Glynda Carr of Higher Heights, which endorsed Harris for vice president, was in the audience as part of a group of Black American leaders invited to join Harris on her Ghana visit. She described the experience as “significant,” one that spotlighted the power of the diaspora and that will be looked back upon as a history-making moment.
“If we’re questioning Kamala Harris and her legacy, that was, bar none, the example of her standing and living in her identity at the intersection of race and gender that will translate across the globe.”
In welcoming Harris to Zambia at a joint news conference Friday, President Hakainde Hichilema said her visit for many Zambians was like “receiving somewhat of a daughter of our country, someone who spent time here.”
Harris’ connection to Zambia in particular was apparent from almost the moment she arrived. As in other countries, she was welcomed by a delegation of local and national leaders and enthusiastic performers, but it was another group that caught her eye on the Friday afternoon we landed in Lusaka: the scores of cheering women waving American and Zambian flags and chanting her name.
Going off script, she strode over to the crowd — which erupted as she approached — and spent several minutes basking in their praise and excitement before ducking into her SUV and heading into the city.

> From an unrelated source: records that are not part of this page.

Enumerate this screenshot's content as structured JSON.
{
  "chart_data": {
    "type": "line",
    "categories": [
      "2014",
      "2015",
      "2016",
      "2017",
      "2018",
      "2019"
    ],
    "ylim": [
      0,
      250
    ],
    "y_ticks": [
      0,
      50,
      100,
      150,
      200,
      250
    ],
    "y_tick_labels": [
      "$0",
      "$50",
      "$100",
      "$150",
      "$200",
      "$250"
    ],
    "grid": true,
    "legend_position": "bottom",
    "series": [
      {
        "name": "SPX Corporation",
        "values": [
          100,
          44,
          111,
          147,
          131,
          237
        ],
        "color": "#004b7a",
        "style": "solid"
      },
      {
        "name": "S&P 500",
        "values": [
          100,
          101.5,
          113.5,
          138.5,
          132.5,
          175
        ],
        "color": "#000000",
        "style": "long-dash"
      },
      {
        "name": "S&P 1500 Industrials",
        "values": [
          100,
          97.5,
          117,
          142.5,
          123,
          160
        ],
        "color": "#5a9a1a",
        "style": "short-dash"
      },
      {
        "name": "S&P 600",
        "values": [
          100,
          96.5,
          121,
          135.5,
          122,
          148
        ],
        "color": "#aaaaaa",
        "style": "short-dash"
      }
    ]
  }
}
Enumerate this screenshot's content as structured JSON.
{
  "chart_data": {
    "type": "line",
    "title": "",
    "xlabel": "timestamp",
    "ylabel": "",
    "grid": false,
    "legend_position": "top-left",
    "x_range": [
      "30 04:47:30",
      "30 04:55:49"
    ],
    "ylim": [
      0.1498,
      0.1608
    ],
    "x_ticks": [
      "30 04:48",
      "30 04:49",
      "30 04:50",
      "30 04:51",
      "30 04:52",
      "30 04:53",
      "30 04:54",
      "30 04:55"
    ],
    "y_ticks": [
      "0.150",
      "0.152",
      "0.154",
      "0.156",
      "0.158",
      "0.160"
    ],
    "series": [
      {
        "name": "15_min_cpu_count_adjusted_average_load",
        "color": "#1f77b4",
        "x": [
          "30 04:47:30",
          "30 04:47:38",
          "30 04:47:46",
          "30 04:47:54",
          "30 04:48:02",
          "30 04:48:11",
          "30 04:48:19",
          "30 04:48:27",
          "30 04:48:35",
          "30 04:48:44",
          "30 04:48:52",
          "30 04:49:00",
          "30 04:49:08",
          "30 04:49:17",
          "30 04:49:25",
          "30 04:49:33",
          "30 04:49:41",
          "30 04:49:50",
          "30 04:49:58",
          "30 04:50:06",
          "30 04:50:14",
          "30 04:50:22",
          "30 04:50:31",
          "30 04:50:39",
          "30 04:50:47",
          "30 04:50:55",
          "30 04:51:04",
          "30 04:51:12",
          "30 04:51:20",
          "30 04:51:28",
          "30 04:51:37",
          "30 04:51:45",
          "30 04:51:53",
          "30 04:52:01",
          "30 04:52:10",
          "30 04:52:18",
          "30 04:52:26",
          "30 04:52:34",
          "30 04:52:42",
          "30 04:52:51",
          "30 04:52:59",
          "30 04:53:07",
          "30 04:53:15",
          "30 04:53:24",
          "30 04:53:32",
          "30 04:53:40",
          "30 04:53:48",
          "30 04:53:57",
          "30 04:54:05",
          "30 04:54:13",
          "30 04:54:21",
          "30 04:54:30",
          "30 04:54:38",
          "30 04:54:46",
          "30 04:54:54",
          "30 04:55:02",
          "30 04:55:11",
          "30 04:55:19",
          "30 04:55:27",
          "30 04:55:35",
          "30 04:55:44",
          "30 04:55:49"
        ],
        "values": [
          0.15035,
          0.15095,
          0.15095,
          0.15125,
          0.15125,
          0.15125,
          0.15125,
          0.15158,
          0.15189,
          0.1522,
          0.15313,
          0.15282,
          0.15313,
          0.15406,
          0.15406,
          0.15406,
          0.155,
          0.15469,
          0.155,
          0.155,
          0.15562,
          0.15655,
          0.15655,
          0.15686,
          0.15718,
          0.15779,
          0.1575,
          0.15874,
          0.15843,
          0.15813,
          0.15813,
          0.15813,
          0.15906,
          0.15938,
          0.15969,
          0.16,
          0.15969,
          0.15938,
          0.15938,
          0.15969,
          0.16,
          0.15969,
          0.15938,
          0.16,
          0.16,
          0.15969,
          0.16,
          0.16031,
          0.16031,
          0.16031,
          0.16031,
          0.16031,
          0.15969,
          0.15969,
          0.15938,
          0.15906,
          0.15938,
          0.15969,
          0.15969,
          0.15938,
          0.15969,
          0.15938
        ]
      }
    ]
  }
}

In her two days in Zambia, Harris’ past as a child there, seeing her grandfather’s work, and her present as the vice president of the United States intertwined. We saw the hospital where her aunt worked, and Harris and Second Gentleman Douglas Emhoff toured the land where her grandfather’s house once stood. A U.S. Embassy official presented her with a document of her grandfather’s, the exact provenance unknown.

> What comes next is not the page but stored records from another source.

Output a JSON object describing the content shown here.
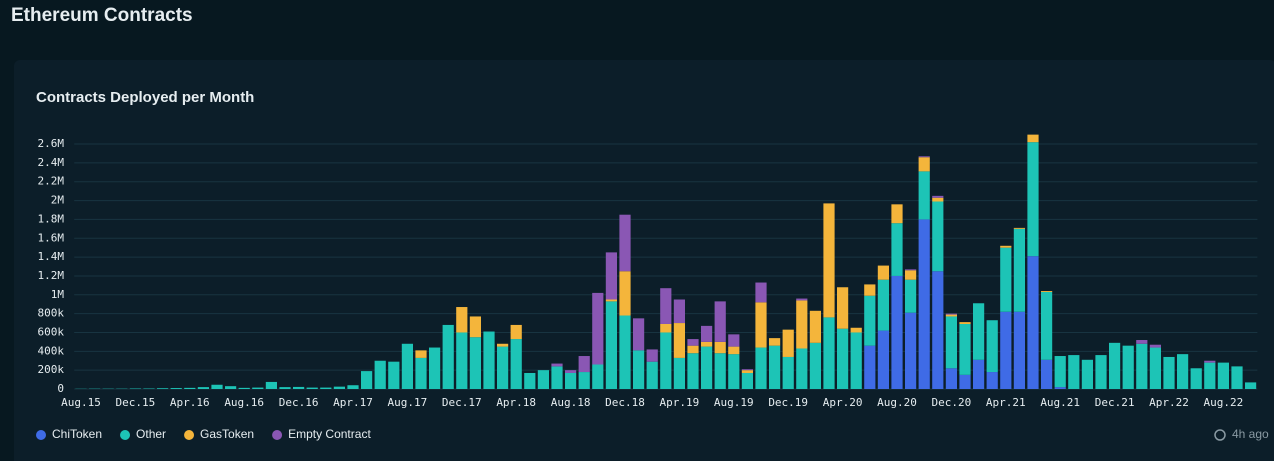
{
  "header": {
    "title": "Ethereum Contracts"
  },
  "updated": "4h ago",
  "chart_data": {
    "type": "stacked_bar",
    "title": "Contracts Deployed per Month",
    "categories": [
      "Aug.15",
      null,
      null,
      null,
      "Dec.15",
      null,
      null,
      null,
      "Apr.16",
      null,
      null,
      null,
      "Aug.16",
      null,
      null,
      null,
      "Dec.16",
      null,
      null,
      null,
      "Apr.17",
      null,
      null,
      null,
      "Aug.17",
      null,
      null,
      null,
      "Dec.17",
      null,
      null,
      null,
      "Apr.18",
      null,
      null,
      null,
      "Aug.18",
      null,
      null,
      null,
      "Dec.18",
      null,
      null,
      null,
      "Apr.19",
      null,
      null,
      null,
      "Aug.19",
      null,
      null,
      null,
      "Dec.19",
      null,
      null,
      null,
      "Apr.20",
      null,
      null,
      null,
      "Aug.20",
      null,
      null,
      null,
      "Dec.20",
      null,
      null,
      null,
      "Apr.21",
      null,
      null,
      null,
      "Aug.21",
      null,
      null,
      null,
      "Dec.21",
      null,
      null,
      null,
      "Apr.22",
      null,
      null,
      null,
      "Aug.22",
      null,
      null
    ],
    "series": [
      {
        "name": "ChiToken",
        "color": "#3f6be6",
        "values": [
          0,
          0,
          0,
          0,
          0,
          0,
          0,
          0,
          0,
          0,
          0,
          0,
          0,
          0,
          0,
          0,
          0,
          0,
          0,
          0,
          0,
          0,
          0,
          0,
          0,
          0,
          0,
          0,
          0,
          0,
          0,
          0,
          0,
          0,
          0,
          0,
          0,
          0,
          0,
          0,
          0,
          0,
          0,
          0,
          0,
          0,
          0,
          0,
          0,
          0,
          0,
          0,
          0,
          0,
          0,
          0,
          0,
          0,
          460000,
          620000,
          1200000,
          810000,
          1800000,
          1250000,
          220000,
          150000,
          310000,
          180000,
          820000,
          820000,
          1410000,
          310000,
          20000,
          0,
          0,
          0,
          0,
          0,
          0,
          0,
          0,
          0,
          0,
          0,
          0,
          0,
          0
        ]
      },
      {
        "name": "Other",
        "color": "#1dc4b6",
        "values": [
          2000,
          3000,
          3000,
          3000,
          5000,
          5000,
          8000,
          10000,
          12000,
          20000,
          45000,
          30000,
          12000,
          15000,
          75000,
          20000,
          22000,
          15000,
          15000,
          25000,
          40000,
          190000,
          300000,
          290000,
          480000,
          330000,
          440000,
          680000,
          600000,
          550000,
          610000,
          450000,
          530000,
          170000,
          200000,
          240000,
          170000,
          180000,
          260000,
          930000,
          780000,
          410000,
          290000,
          600000,
          330000,
          380000,
          450000,
          380000,
          370000,
          170000,
          440000,
          460000,
          340000,
          430000,
          490000,
          760000,
          640000,
          600000,
          530000,
          540000,
          560000,
          350000,
          510000,
          740000,
          550000,
          540000,
          600000,
          550000,
          680000,
          880000,
          1210000,
          720000,
          330000,
          360000,
          310000,
          360000,
          490000,
          460000,
          480000,
          440000,
          340000,
          370000,
          220000,
          280000,
          280000,
          240000,
          70000
        ]
      },
      {
        "name": "GasToken",
        "color": "#f4b53b",
        "values": [
          0,
          0,
          0,
          0,
          0,
          0,
          0,
          0,
          0,
          0,
          0,
          0,
          0,
          0,
          0,
          0,
          0,
          0,
          0,
          0,
          0,
          0,
          0,
          0,
          0,
          80000,
          0,
          0,
          270000,
          220000,
          0,
          30000,
          150000,
          0,
          0,
          0,
          0,
          0,
          0,
          20000,
          470000,
          0,
          0,
          90000,
          370000,
          80000,
          50000,
          120000,
          80000,
          30000,
          480000,
          80000,
          290000,
          510000,
          340000,
          1210000,
          440000,
          50000,
          120000,
          150000,
          200000,
          100000,
          150000,
          40000,
          20000,
          20000,
          0,
          0,
          20000,
          10000,
          80000,
          10000,
          0,
          0,
          0,
          0,
          0,
          0,
          0,
          0,
          0,
          0,
          0,
          0,
          0,
          0,
          0
        ]
      },
      {
        "name": "Empty Contract",
        "color": "#8a57b4",
        "values": [
          0,
          0,
          0,
          0,
          0,
          0,
          0,
          0,
          0,
          0,
          0,
          0,
          0,
          0,
          0,
          0,
          0,
          0,
          0,
          0,
          0,
          0,
          0,
          0,
          0,
          0,
          0,
          0,
          0,
          0,
          0,
          0,
          0,
          0,
          0,
          30000,
          30000,
          170000,
          760000,
          500000,
          600000,
          340000,
          130000,
          380000,
          250000,
          70000,
          170000,
          430000,
          130000,
          10000,
          210000,
          0,
          0,
          20000,
          0,
          0,
          0,
          0,
          0,
          0,
          0,
          10000,
          10000,
          20000,
          10000,
          0,
          0,
          0,
          0,
          0,
          0,
          0,
          0,
          0,
          0,
          0,
          0,
          0,
          40000,
          30000,
          0,
          0,
          0,
          20000,
          0,
          0,
          0
        ]
      }
    ],
    "ylim": [
      0,
      2800000
    ],
    "yticks": [
      0,
      {
        "value": 200000,
        "label": "200k"
      },
      {
        "value": 400000,
        "label": "400k"
      },
      {
        "value": 600000,
        "label": "600k"
      },
      {
        "value": 800000,
        "label": "800k"
      },
      {
        "value": 1000000,
        "label": "1M"
      },
      {
        "value": 1200000,
        "label": "1.2M"
      },
      {
        "value": 1400000,
        "label": "1.4M"
      },
      {
        "value": 1600000,
        "label": "1.6M"
      },
      {
        "value": 1800000,
        "label": "1.8M"
      },
      {
        "value": 2000000,
        "label": "2M"
      },
      {
        "value": 2200000,
        "label": "2.2M"
      },
      {
        "value": 2400000,
        "label": "2.4M"
      },
      {
        "value": 2600000,
        "label": "2.6M"
      }
    ],
    "grid": true
  }
}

Later, she visited the National Assembly of Zambia — the equivalent of Congress — and met with Speaker Nelly Mutti, the country’s first woman to hold the position. She stood out front, in a spot she had stood before. Harris had also visited the National Assembly as a child, and taken a photograph — one she juxtaposed with her Friday afternoon visit in an Instagram post.
“My grandfather was one of my favorite people,” Harris told reporters when asked what influence her childhood time in Zambia had on how she approaches her role today. “I think of it as an extension of the work he did here. … He cared deeply about freedom and independence.”

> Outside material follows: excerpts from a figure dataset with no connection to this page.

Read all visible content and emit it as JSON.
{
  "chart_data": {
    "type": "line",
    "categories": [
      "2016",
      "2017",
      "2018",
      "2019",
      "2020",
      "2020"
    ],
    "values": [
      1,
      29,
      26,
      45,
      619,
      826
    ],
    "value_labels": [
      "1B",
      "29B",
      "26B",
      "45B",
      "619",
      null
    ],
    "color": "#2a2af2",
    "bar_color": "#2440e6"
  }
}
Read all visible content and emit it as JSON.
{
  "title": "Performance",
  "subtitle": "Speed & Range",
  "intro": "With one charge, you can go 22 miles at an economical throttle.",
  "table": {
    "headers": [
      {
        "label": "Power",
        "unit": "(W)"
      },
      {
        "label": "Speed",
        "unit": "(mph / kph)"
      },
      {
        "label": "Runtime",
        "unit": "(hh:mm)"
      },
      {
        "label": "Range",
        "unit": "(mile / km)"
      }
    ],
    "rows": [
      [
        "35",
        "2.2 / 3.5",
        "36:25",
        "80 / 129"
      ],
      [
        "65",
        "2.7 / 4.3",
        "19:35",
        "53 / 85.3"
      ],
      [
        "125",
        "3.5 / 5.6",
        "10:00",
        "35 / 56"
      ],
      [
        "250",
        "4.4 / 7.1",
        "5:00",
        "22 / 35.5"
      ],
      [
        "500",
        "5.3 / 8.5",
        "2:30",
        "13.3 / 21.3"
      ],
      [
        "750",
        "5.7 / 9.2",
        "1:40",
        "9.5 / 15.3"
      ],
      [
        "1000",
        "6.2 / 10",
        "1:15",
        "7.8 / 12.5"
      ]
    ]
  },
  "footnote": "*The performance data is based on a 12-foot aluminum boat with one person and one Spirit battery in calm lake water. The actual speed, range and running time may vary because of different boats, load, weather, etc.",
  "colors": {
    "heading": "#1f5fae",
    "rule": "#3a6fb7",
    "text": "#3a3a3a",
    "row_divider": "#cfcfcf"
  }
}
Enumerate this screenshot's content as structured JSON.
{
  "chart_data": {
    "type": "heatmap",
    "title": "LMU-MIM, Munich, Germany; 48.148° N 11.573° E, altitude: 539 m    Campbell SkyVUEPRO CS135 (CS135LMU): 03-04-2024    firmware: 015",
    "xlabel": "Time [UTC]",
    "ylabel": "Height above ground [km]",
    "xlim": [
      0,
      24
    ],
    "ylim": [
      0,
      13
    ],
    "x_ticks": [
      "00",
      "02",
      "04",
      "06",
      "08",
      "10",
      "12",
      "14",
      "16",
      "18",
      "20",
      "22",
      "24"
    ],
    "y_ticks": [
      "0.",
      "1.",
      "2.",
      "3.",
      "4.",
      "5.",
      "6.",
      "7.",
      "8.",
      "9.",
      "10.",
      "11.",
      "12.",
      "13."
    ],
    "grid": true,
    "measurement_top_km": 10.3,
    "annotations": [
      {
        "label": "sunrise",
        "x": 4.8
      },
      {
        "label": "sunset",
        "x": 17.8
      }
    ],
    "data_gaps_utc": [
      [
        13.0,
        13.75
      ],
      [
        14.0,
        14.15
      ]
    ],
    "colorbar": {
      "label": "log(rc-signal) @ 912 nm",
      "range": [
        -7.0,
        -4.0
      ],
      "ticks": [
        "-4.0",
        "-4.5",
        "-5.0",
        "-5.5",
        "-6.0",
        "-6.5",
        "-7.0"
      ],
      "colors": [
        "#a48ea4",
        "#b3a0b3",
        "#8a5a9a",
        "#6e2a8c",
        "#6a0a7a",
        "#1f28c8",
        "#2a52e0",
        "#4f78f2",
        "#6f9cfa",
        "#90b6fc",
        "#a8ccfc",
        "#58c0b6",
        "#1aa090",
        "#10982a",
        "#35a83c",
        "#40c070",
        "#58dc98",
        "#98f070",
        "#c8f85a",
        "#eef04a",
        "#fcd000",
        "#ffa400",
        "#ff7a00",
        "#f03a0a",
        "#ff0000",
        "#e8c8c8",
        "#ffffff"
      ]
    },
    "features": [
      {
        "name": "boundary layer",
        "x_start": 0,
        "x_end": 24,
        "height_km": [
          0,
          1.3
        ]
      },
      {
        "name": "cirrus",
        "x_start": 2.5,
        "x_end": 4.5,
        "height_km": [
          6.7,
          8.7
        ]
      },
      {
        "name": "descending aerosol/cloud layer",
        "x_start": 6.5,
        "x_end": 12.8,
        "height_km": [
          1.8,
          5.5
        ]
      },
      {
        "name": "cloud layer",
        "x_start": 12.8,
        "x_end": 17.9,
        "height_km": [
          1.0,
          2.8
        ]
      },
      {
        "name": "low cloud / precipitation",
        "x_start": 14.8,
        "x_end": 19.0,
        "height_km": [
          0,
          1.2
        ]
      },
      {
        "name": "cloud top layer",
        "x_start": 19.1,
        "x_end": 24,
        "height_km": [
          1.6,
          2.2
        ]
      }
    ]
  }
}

According to the vice president’s office; P.V. Gopalan, Harris’ maternal grandfather, was a civil servant for India when he was sent to the recently independent Zambia in 1966. There, he worked as an expert on refugee resettlement and helped Zambia manage the influx of refugees from Southern Rhodesia, now Zimbabwe, following that country’s independence from Britain.
As the eldest grandchild, Harris explained, she got the “benefit and the blessing of having a lot of time with him, where he would really talk about that.”
“He believed in the nobility of public service, he believed in fighting corruption,” Harris continued. “And I don’t think until I was older that I realized how that subconsciously influenced the way I think in very strong ways. It was special to go where he lived.”
The week was historic not just for Harris, but for The 19th. Our publication is only three years old, and our focus is on domestic politics and policy. But given the pioneering vice president’s lived experience, traveling to Africa with her felt like an important moment to witness in terms of her leadership and the potential implications of such a trip for her legacy.
The trip was also deeply meaningful to me personally, as it was my first time on the African continent. As an African American, to experience our shared past with other descendants of the diaspora resonated with me. It is a lens that has shaped my journalism throughout my career and informed my reporting on this journey.